Probing the Secrets of the Universe Inside a Metal Box

Technische Universität Müchen This image shows the inner three layers of the magnetic shield (also known as the insert), and the cylindrical layer with 780 copper rods. The cylindrical layer is used to generate a very uniform magnetic field, which is necessary for EDM experiments. Also shown are two measurement devices: A mercury magnetometer is placed between the wooden support structure, and a high precision pendulum device, which is used for the absolute alignment of conventional magnetic field probes, is on top of the support table.

The Standard Model of particle physics, sometimes called “The Theory of Almost Everything,” is the best set of equations to date that describes the universe's fundamental particles and how they interact. Yet the theory has holes — including the absence of an adequate explanation for gravity, the inability to explain the asymmetry between matter and antimatter in the early universe, which gave rise to the stars and galaxies, and the failure to identify fundamental dark matter particles or account for dark energy.

Researchers now have a new tool to aid in the search for physics beyond the good, but yet incomplete Standard Model. An international team of scientists has designed and tested a magnetic shield that is the first to achieve an extremely low magnetic field over a large volume. The device provides more than 10 times better magnetic shielding than previous state-of-the art shields. The record-setting performance makes it possible for scientists to measure certain properties of fundamental particles at higher levels of precision — which in turn could reveal previously hidden physics and set parameters in the search for new particles.

The researchers describe the new magnetic shield in a paper in the Journal of Applied Physics, from AIP Publishing.

High precision measurements are one of three frontiers to search for physics beyond the Standard Model, explained Tobias Lins, a doctoral student who worked on the new magnetic shield in the research lab of Professor Peter Fierlinger at the Technische Universität München in Germany. The precision measurements complement other methods to search for new physics, including slamming particles together in a collider to generate new, high-energy particles, and peering into space to catch signals from the early universe.

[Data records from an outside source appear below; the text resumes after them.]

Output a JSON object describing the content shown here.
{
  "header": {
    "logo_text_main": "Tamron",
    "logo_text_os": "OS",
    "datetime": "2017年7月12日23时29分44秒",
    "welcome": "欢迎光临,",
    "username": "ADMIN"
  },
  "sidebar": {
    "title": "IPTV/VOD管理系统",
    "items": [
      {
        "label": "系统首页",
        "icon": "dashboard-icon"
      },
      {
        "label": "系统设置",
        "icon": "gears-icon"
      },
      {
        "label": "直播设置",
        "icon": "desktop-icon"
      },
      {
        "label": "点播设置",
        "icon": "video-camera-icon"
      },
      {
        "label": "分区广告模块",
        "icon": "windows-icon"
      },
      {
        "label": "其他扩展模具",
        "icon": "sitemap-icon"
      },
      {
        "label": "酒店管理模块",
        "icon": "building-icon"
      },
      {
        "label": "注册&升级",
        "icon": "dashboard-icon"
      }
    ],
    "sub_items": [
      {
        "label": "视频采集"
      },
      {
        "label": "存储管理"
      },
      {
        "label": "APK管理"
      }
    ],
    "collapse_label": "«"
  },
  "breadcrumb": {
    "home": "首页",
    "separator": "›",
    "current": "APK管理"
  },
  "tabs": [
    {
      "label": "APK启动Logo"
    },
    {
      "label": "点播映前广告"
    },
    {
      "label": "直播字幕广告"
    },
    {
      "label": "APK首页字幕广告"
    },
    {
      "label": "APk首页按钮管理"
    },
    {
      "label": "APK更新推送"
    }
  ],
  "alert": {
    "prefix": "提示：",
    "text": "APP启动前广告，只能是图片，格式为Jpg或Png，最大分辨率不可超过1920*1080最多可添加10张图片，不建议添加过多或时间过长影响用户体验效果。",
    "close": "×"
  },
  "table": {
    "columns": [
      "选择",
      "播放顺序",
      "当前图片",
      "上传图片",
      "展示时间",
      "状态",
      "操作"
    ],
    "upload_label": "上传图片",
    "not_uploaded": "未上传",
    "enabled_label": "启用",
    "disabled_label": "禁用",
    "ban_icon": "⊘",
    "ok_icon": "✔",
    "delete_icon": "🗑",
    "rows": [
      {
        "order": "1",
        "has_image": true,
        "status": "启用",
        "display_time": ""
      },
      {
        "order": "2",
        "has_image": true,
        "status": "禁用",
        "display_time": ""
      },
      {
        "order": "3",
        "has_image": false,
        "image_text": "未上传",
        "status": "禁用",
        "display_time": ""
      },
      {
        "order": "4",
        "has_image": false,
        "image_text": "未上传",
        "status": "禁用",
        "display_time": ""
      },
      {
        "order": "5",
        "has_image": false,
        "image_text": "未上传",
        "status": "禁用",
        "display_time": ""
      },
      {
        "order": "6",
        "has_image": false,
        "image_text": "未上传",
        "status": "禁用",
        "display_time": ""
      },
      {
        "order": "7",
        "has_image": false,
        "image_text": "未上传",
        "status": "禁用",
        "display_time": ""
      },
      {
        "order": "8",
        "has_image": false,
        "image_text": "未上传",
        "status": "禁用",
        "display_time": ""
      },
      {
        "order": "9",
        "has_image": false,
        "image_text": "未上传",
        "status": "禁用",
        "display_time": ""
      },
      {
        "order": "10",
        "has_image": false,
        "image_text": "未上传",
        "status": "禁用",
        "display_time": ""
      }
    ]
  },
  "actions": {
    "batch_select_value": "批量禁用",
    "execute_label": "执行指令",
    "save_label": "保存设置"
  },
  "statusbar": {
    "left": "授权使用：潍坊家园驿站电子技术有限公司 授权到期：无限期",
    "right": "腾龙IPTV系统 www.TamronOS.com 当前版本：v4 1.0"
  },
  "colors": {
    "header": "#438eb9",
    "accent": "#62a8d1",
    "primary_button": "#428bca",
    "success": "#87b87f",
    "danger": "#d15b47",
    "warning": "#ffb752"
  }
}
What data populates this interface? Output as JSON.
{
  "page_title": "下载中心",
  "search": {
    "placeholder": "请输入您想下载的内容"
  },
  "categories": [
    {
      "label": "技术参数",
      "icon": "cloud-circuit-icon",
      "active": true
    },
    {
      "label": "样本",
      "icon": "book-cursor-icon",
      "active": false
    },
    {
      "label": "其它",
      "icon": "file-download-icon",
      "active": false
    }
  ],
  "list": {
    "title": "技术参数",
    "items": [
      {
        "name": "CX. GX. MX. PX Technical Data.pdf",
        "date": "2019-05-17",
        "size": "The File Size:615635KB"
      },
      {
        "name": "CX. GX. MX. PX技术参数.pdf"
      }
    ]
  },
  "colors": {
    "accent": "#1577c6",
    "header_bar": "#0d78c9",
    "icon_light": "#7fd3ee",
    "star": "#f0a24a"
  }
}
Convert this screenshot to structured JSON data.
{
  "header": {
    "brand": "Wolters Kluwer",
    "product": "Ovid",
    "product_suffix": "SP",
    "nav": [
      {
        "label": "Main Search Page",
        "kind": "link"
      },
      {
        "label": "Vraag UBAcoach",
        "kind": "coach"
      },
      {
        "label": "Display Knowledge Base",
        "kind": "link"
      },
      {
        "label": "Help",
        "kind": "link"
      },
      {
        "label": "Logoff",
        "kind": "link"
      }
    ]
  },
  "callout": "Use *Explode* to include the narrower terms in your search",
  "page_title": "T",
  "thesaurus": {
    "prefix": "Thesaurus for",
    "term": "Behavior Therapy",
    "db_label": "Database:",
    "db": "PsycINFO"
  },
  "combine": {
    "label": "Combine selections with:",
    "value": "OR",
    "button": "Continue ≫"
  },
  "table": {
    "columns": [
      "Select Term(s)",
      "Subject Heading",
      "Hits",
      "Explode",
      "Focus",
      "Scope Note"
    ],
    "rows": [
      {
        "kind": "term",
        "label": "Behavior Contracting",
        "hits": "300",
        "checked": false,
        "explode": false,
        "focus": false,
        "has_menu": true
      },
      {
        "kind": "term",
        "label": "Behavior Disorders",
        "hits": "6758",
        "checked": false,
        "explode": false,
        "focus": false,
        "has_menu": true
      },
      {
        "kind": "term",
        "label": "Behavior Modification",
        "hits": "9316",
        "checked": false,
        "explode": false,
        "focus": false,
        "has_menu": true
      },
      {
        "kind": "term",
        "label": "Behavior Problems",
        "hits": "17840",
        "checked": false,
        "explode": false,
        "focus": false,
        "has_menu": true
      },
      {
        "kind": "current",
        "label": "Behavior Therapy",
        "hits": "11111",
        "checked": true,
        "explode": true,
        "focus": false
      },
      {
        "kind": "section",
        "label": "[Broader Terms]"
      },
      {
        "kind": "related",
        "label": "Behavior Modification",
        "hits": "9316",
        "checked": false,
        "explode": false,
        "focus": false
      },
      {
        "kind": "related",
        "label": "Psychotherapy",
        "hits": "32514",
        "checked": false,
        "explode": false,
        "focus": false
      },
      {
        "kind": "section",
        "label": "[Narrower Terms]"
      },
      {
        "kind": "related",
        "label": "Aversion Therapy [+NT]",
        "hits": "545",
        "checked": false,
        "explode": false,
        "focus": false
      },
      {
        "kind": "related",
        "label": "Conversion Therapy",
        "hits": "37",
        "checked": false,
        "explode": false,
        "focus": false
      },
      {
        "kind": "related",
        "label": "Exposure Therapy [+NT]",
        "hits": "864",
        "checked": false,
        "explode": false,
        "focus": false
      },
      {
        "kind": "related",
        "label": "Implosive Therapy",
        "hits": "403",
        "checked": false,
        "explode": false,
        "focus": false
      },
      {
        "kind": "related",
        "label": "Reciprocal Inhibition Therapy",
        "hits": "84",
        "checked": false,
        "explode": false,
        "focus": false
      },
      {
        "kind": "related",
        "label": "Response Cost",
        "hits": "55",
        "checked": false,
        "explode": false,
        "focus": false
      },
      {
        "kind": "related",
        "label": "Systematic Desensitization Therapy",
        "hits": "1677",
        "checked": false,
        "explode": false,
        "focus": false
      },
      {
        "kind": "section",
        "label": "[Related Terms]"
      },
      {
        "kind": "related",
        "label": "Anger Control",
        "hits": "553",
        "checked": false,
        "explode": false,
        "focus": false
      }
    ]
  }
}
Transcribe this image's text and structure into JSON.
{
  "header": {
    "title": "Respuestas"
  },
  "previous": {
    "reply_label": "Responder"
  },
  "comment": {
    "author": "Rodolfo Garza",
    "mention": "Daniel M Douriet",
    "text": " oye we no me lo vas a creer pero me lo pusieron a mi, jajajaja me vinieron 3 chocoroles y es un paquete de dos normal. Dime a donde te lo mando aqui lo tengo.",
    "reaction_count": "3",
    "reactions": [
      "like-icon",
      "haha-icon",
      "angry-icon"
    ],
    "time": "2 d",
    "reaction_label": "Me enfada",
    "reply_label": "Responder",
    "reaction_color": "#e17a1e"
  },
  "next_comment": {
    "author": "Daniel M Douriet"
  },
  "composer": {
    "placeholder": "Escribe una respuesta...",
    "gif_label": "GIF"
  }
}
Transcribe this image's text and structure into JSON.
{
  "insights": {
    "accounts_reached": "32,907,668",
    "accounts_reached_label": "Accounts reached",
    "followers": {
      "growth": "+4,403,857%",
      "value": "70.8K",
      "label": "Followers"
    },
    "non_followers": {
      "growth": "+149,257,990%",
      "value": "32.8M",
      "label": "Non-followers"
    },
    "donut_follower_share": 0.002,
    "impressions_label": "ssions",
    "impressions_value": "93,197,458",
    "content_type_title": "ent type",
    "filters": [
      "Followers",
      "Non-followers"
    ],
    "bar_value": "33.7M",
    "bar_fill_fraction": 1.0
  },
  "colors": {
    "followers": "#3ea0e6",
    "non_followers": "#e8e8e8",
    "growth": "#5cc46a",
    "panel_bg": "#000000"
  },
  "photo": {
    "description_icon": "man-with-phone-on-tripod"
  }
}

“Precision experiments are able to probe nature up to energy scales which might not be accessible by current and next generation collider experiments,” Lins said. That's because the existence of exotic new particles can slightly alter the properties of already known particles. A tiny deviation from the expected properties may indicate that an as-yet-undiscovered fundamental particle inhabits the “particle zoo.”

Constructing the Shield

The researchers built the new shield out of several layers of a special alloy, composed of nickel and iron, that has a high degree of magnetic permeability — meaning it can act like a sponge to absorb and redirect an applied magnetic field, like the earth's own magnetic field or fields generated by equipment such as motors and transformers.

“The apparatus might be compared to cuboid Russian nesting dolls,” Lins said. “Like the dolls, most layers can be used individually and with an increasing number of layers the inside is more and more protected.”

The team's big breakthrough came from in-depth numerical modeling of the arrangement of the precision treated magnetizable alloy, resulting in significantly optimized design details, like thickness, connections and spacing of layers.

The materials in magnetic shields change their magnetization due to environmental influences, like temperature changes and vibrations caused by passing cars, and these shifts can be passed to the inside of the shield. The thinner sheets in the new design enabled a better balancing of the magnetic field in the metal, resulting in the smallest and most homogenous magnetic field ever created within the shielded space, even beating the average ambient magnetic field of the interstellar medium.

New Experiments Ahead

Plans are already underway to use the new magnetic shield in an experiment to test limits for the distribution of charges (called the electric dipole moment, or EDM) of an isotope of xenon. An EDM that is higher than predicted by the Standard Model could signal the existence of a new particle whose mass is linked to the amount by which the EDM deviates from the expected value.

The researchers also want to use a modified SQUID detector — which can detect extremely subtle magnetic fields — to search for long theorized, but never detected magnetic monopoles. Within the magnetically quiet space inside the shield, a monopole passing by the SQUID might produce a magnetic field higher than the background noise level, Lins said.

The article, “A large-scale magnetic shield with 10^6 damping at millihertz frequencies,” is authored by I. Altarev, M. Bales, D. H. Beck, T. Chupp, K. Fierlinger, P. Fierlinger, F. Kuchler, T. Lins, M. G. Marino, B. Niessen, G. Petzoldt, U. Schläpfer, A. Schnabel, J. T. Singh, R. Stoepler, S. Stuiber, M. Sturm, B. Taubenheim and J. Voigt. It will be published in the Journal of Applied Physics on May 12, 2015 (DOI: 10.1063/1.4919366). After that date, it can be accessed at: http://scitation.aip.org/content/aip/journal/jap/117/18/10.1063/1.4919366

The authors of this paper are affiliated with the universities Technische Universität Müchen, the University of Illinois at Urbana-Champaign, the University of Michigan and Physikalisch-Technische Bundesanstalt Berlin and the industry partner IMEDCO AG as manufacturer of the shield.